STUFFED RISOTTO SQUID

 The Stuffed Risotto squid recipe is very common in the Mediterranean cuisine and I discovered that is very popular during Christmas. This recipe goes well with tomato basil sauce. It is a combination of rice, cream, garlic, wine and Parmesan cheese.

It’s so delicious recipe when you have along with tomato basil sauce. I know it’s not easy to make this recipe but not difficult . Each boneless squid having 39 calories and 50 gm of risotto rice having 174 Calories so this is the nutritional recipe.Go through the recipe and make along with your family.

STUFFED RISOTTO SQUID

Course Main Course
Cuisine Mediterranean
Keyword Stuffed squid
Prep Time 15 minutes
Cook Time 25 minutes
resting 5 minutes
Total Time 40 minutes
Servings 1 people
Calories 240 kcal
Author Biraj Kumar

Ingredients

  • Squid...........................................1 no
  • Risotto rice................................60 gm
  • Parmesan cheese......................2 tbsp
  • Cooking cream..........................2 tbsp
  • White wine....................................1 tbsp
  • Chop onion..................................1 tbsp
  • Chop garlic..................................1/2 tbsp
  • Salt .............................................to taste
  • Crushed pepper..................to taste
  • Lemon juice............................1 tbsp
  • Thyme.........................................A spring
  • Saffron .........................................A pinch
  • Olive oil .......................................2 tbsp
  • Chicken stock.............................300 ml
  • Plum tomato...............................4 no
  • Basil................................................2 leaves

Instructions

  1. Heat 2 tbsp of olive oil in a heavy saucepan. Add chopped onion, garlic and Stir it.
  2. Add risotto rice, stir it, then add chicken stock and simmer for 3-4 minutes.
  3. Add wine,cheese,salt and pepper,cook for more minutes and finishing with cooking cream and saffron.

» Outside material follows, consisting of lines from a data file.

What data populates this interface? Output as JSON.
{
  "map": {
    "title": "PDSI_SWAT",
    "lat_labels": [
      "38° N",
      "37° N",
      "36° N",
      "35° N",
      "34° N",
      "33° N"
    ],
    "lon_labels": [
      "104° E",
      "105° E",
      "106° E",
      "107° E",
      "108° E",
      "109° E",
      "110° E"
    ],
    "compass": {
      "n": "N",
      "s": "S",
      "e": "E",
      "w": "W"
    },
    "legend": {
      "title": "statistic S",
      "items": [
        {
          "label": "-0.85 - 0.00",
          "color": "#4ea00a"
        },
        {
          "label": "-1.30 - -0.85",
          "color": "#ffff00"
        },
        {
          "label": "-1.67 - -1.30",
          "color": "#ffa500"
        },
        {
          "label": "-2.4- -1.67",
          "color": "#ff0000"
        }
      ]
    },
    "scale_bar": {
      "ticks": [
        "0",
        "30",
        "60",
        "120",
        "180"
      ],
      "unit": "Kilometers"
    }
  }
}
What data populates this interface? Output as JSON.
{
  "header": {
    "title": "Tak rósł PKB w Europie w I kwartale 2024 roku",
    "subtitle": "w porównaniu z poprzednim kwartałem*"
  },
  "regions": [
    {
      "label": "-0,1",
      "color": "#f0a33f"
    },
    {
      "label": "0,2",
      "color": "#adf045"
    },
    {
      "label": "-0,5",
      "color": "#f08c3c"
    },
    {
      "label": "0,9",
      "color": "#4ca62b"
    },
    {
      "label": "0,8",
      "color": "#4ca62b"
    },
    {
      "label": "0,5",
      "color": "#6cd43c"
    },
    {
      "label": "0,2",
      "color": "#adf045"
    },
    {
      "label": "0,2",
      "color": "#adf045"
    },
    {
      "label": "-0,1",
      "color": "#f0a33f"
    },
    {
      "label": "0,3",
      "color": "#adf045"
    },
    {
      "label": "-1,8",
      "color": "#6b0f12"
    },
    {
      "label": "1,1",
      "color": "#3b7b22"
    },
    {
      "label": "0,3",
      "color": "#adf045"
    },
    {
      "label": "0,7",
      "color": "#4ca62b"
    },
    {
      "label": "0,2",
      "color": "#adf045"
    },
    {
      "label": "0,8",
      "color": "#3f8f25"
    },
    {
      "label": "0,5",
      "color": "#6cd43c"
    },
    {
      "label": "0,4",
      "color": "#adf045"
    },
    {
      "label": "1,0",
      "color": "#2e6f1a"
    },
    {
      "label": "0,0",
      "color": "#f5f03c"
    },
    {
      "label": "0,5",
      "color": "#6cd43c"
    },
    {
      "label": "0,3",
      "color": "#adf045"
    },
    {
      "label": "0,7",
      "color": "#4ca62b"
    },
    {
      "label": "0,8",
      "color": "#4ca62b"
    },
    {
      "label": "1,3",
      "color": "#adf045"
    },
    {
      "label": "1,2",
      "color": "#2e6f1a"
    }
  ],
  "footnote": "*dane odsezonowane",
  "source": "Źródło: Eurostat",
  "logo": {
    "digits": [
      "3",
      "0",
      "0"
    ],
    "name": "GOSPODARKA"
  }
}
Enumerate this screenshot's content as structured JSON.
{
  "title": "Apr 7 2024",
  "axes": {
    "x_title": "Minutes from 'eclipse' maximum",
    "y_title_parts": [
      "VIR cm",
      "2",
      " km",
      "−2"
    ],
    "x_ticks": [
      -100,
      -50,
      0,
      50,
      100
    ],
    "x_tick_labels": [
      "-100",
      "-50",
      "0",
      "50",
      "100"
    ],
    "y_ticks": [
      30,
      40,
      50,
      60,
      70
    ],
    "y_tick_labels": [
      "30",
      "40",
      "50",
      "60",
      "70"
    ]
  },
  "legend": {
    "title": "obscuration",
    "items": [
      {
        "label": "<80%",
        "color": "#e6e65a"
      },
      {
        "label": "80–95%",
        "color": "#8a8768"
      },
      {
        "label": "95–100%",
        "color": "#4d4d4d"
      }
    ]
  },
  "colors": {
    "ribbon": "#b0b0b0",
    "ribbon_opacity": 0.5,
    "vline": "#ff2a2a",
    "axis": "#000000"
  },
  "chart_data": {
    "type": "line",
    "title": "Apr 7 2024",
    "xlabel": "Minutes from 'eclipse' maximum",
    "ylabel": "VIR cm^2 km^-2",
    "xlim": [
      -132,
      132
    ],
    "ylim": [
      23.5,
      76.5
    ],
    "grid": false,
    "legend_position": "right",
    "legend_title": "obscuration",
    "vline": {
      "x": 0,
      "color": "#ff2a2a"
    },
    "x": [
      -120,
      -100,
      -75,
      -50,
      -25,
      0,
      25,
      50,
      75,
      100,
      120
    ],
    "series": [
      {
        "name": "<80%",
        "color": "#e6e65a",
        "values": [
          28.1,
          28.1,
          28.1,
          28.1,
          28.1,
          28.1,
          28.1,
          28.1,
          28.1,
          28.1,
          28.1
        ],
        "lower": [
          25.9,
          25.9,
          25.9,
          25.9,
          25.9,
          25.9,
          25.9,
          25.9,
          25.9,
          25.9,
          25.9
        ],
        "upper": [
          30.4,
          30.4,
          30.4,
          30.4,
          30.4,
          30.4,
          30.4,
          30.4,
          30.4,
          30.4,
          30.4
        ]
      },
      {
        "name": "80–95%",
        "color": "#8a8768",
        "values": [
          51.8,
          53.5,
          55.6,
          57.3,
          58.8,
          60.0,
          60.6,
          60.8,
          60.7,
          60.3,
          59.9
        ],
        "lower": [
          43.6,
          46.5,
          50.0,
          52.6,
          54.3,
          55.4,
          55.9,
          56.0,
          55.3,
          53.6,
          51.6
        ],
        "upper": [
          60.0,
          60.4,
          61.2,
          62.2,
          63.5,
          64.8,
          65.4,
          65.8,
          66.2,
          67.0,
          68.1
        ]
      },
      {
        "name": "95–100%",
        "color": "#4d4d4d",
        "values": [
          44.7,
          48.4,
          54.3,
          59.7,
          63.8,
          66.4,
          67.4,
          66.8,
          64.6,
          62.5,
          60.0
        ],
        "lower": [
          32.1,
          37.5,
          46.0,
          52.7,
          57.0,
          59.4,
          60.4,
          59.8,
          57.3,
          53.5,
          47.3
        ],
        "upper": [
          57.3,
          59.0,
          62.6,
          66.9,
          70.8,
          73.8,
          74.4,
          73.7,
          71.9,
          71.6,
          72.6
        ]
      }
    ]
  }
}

Set it aside to cool.

  4. When cool, Spoon the rice into the squid, leaving a bit of space at the top. Lightly shake the bodies to make sure the filling reaches the tip, and marinate with oil, garlic, thyme and parsley chop.
  5. Make tomato basil sauce, heat olive oil in a saucepan, add chopped onion and garlic, stir for sometimes , then add blanched chopped tomato cooked for 15 minutes  finishing with salt, pepper and chop basil leaves.

  6. Grilled the squid on the preheated griller.
  7. Whenever done squid, serve with basil tomato sauce and garnish with remaining chop parsley.